Redeveloping the church campus

The church continues to move ahead with plans to develop its Boston property, said Ms. Trammel in an interview prior to the meeting.

“The plaza improvements that will be going on will improve the financial situation of the church in terms of paying for our real estate holdings, [and] covering the expenses which they have entailed, which have been considerable,” she said. “Roughly 20 to 25 percent of every dollar that members currently give to The Mother Church each year is devoted to just maintaining our real estate property right here” in Boston, she said.

The aim, when the development is complete in about a decade, is that the church then could “spend all of our incoming contributions on [our] mission, which undoubtedly is what the members would feel the best about. I know I would be a lot happier knowing it's going to that than to buildings we aren’t using.”

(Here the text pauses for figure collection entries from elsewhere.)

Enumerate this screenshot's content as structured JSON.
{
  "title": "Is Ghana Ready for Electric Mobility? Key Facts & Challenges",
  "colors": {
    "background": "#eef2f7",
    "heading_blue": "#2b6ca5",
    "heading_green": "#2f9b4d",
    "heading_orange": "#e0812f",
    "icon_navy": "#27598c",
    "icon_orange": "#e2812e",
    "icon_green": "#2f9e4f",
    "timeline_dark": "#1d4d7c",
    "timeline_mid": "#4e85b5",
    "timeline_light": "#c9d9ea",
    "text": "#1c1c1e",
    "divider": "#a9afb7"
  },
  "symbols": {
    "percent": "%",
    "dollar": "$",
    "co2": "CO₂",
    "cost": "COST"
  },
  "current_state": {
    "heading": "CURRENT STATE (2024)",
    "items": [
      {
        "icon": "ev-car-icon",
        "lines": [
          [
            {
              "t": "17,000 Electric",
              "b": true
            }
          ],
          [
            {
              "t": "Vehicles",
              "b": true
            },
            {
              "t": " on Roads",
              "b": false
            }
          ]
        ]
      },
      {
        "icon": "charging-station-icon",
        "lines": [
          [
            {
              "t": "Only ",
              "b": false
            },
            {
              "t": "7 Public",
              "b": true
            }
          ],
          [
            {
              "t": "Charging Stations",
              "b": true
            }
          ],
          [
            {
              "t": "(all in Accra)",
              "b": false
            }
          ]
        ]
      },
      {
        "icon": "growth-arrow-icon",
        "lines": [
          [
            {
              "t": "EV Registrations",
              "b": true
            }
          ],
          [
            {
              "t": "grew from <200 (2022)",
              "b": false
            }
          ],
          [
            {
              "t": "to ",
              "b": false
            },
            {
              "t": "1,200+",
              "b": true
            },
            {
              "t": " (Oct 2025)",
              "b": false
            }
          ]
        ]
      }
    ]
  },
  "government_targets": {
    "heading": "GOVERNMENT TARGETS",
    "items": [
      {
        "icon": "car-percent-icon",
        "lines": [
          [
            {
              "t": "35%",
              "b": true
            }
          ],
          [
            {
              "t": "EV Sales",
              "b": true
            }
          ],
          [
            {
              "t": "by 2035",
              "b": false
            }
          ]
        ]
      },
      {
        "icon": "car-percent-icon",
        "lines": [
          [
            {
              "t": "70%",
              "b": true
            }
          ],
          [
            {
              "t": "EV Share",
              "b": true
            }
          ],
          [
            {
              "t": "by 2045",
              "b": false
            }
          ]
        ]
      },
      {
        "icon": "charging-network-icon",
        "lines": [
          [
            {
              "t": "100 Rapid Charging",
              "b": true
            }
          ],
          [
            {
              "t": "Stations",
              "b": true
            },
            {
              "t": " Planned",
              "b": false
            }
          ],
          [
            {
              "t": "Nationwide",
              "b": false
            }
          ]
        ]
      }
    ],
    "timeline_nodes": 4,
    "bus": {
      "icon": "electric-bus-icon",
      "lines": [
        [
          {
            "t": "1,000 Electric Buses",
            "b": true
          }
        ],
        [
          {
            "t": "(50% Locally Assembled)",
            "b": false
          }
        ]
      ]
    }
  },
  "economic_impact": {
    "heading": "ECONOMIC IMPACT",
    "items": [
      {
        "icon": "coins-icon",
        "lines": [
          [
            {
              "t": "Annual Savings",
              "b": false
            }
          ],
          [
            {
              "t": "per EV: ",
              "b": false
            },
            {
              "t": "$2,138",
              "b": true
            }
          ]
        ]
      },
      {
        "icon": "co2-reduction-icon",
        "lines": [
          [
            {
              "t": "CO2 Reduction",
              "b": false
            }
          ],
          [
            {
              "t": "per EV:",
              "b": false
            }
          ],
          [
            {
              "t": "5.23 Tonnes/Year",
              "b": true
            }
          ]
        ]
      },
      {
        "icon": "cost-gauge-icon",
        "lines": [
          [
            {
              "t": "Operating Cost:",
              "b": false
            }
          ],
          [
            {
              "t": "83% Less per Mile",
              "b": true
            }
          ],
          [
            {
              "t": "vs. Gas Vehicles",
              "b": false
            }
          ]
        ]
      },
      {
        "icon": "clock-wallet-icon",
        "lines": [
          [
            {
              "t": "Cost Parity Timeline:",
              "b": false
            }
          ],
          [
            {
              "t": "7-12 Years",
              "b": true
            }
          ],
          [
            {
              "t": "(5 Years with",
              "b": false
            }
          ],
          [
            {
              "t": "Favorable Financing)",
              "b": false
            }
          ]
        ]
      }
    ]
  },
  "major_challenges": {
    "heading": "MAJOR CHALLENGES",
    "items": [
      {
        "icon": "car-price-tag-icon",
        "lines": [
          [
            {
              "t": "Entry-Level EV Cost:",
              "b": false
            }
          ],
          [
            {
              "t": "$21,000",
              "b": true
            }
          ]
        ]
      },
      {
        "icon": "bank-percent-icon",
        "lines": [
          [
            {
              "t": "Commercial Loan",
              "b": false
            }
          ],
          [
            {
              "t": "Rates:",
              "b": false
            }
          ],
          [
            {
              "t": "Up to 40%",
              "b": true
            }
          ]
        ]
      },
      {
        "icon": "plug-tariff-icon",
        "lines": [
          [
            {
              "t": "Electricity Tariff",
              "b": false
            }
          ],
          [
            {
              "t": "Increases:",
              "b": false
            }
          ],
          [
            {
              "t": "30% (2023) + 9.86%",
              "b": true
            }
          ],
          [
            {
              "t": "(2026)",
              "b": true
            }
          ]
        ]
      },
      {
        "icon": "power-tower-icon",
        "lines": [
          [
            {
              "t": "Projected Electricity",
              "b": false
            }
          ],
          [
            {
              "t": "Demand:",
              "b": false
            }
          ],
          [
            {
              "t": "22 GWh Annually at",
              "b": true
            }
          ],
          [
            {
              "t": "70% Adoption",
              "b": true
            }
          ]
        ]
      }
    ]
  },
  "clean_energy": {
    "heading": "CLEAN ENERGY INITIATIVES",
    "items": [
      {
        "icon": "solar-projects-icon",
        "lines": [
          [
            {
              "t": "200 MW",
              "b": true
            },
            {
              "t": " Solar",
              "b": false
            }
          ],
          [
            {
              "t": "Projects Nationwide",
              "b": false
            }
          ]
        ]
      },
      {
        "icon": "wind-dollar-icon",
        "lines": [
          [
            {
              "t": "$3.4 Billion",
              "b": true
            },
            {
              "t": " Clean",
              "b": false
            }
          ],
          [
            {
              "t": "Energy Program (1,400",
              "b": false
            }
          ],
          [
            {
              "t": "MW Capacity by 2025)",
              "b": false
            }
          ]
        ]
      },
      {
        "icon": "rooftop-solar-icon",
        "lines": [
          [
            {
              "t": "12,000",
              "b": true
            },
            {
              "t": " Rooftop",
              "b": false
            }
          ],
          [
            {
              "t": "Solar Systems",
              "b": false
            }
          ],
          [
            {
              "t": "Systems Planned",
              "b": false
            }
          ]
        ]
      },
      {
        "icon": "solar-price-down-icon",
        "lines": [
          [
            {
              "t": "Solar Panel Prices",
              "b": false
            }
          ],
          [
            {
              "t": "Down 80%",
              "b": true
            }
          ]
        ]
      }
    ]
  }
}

Though Internet viewing figures from this year's meeting aren't yet available, viewers in 37 countries watched or listened live via 5,426 Internet connections last year, a church spokeswoman said. Many of those connections would have multiple viewers, she added.

The church named Fujiko Signs as its president for the coming year. Ms. Signs, a Christian Science lecturer, practitioner, and teacher, is the first Japanese person to serve as president of The Mother Church. Karl Sandberg of Norwell, Mass., and Marian English of Colorado Springs, Colo., were appointed as First and Second Readers of The Mother Church, to conduct services for the Boston congregation from June 2010 to June 2013.

The meeting represented "a celebration" that explored the theme of "The Pearl of Great Price" in its meaning to the church and the world, Trammel said. “We’re really thrilled about this simple message. It means a lot to go right back to Jesus’ words. He’s the master Christian.”